Allez, je sais que ça vous manque (ou pas) : on va commencer par un petit tacle sur les années 2020 et leur manie de survendre des concepts de façon parfois mensongère, en citant le communiqué de presse de Bataille Navale, tel qu’il était sur le site de TF1pro :

Le vendredi 12 décembre [2025], Arthur vous donne rendez-vous sur TF1 pour découvrir un tout nouveau jeu, inspiré d’un classique que tout le monde connaît, mais encore jamais vu à la télévision […]

Ah, l’amnésie sélective, qui pousse à volontairement oublier Case K.O. (et son successeur Touché gagné), pourtant diffusé sur la même chaîne environ 30 ans plus tôt…
Oui, je sais, le grand public a sans doute déjà oublié ce jeu-là (vu sa durée de vie assez courte, et son exposition plus faible), et c’est possible que les marketeux ne se soient sincèrement pas rendus compte que la Bataille Navale avait déjà été adaptée à la TV auparavant ; mais ce serait quand même bien de vérifier avant de communiquer de façon pompeuse comme ça… parce qu’entre ça et la propulsion directe en prime-time (comme presque tout concept un minimum recherché des années 2020 qui se respecte), ça ne me met pas dans les meilleures conditions pour découvrir le jeu en mode confiance totale.

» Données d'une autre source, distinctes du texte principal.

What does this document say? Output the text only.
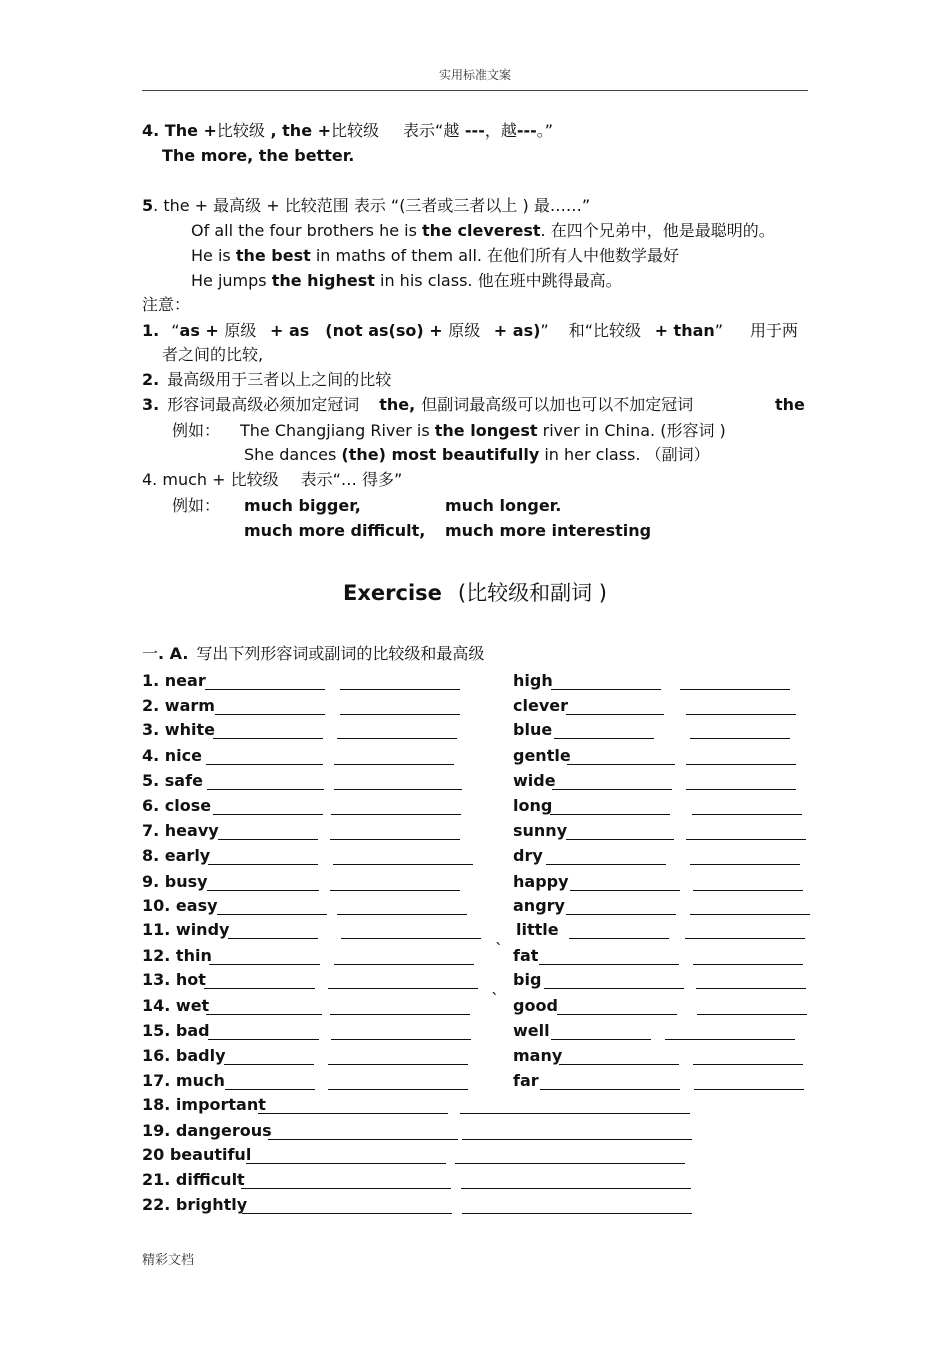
实用标准文案
4. The +比较级 , the +比较级 表示“越 ---，越---。”
The more, the better.
5. the + 最高级 + 比较范围 表示 “(三者或三者以上 ) 最……”
Of all the four brothers he is the cleverest. 在四个兄弟中，他是最聪明的。
He is the best in maths of them all. 在他们所有人中他数学最好
He jumps the highest in his class. 他在班中跳得最高。
注意：
1. “as + 原级 + as (not as(so) + 原级 + as)” 和“比较级 + than” 用于两
者之间的比较,
2. 最高级用于三者以上之间的比较
3. 形容词最高级必须加定冠词 the, 但副词最高级可以加也可以不加定冠词	the
例如： The Changjiang River is the longest river in China. (形容词 )
She dances (the) most beautifully in her class. （副词）
4. much + 比较级 表示“… 得多”
例如： much bigger,	much longer.
much more difficult, much more interesting
Exercise (比较级和副词 )
一. A. 写出下列形容词或副词的比较级和最高级
1. near	high
2. warm	clever
3. white	blue
4. nice	gentle
5. safe	wide
6. close	long
7. heavy	sunny
8. early	dry
9. busy	happy
10. easy	angry
11. windy	little
12. thin	fat
13. hot	big
14. wet	good
15. bad	well
16. badly	many
17. much	far
`
`
18. important
19. dangerous
20 beautiful
21. difficult
22. brightly
精彩文档
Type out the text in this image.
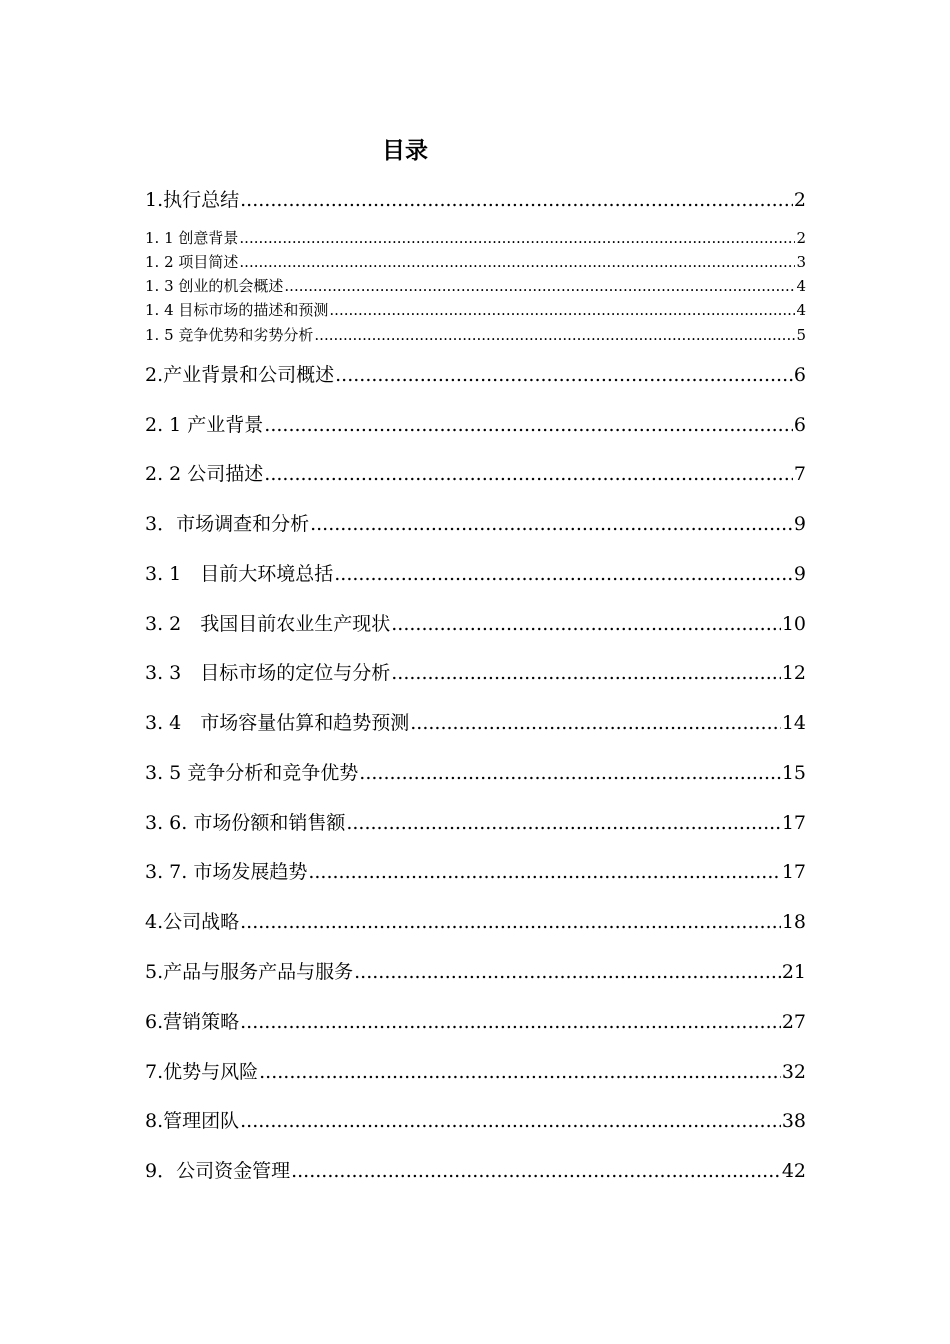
目录
1.执行总结 .....	2
1. 1 创意背景 .....	2
1. 2 项目简述 .....	3
1. 3 创业的机会概述 .....	4
1. 4 目标市场的描述和预测 .....	4
1. 5 竞争优势和劣势分析 .....	5
2.产业背景和公司概述 .....	6
2. 1 产业背景 .....	6
2. 2 公司描述 .....	7
3．市场调查和分析 .....	9
3. 1　目前大环境总括 .....	9
3. 2　我国目前农业生产现状 .....	10
3. 3　目标市场的定位与分析 .....	12
3. 4　市场容量估算和趋势预测 .....	14
3. 5 竞争分析和竞争优势 .....	15
3. 6. 市场份额和销售额 .....	17
3. 7. 市场发展趋势 .....	17
4.公司战略 .....	18
5.产品与服务产品与服务 .....	21
6.营销策略 .....	27
7.优势与风险 .....	32
8.管理团队 .....	38
9．公司资金管理 .....	42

Bon, cela dit, si je devais quand même prendre un peu la défense de cette façon de communiquer… je reconnais que si on est vraiment puriste, Case K.O. ne jouait pas totalement sur le même terrain ; vu que dans ce jeu-là, il n’y avait pas de confrontation directe entre les deux équipes, et que l’idée globale derrière la reprise du concept était plutôt d’en faire une sorte d’Étoile Mystérieuse, avec des images à reconnaître au fur et à mesure qu’on les dévoile. Donc, dans ce sens-là, Bataille Navale 2025 ne fait pas doublon avec Case K.O… mais toujours est-il qu’il ne s’agit pas du premier jeu à s’être ouvertement inspiré du jeu de société, non mais.

Sinon… pas grand-chose de plus à rajouter en intro, alors plongeons tout de suite dans le vif du sujet.

Le concept (et le coup de gueule syndical…)

En ce qui concerne le concept de la Bataille navale (en tant que jeu de société), je me suis déjà exprimé rapidement à ce sujet dans mon article sur Case K.O., donc je ne me répèterai pas ici.
Néanmoins, comme je le disais en introduction ; ici, on va vraiment faire se confronter deux équipes, ce qui devrait donc mettre un peu plus l’accent sur le côté stratégique du matériau de base que ne l’a fait CKO.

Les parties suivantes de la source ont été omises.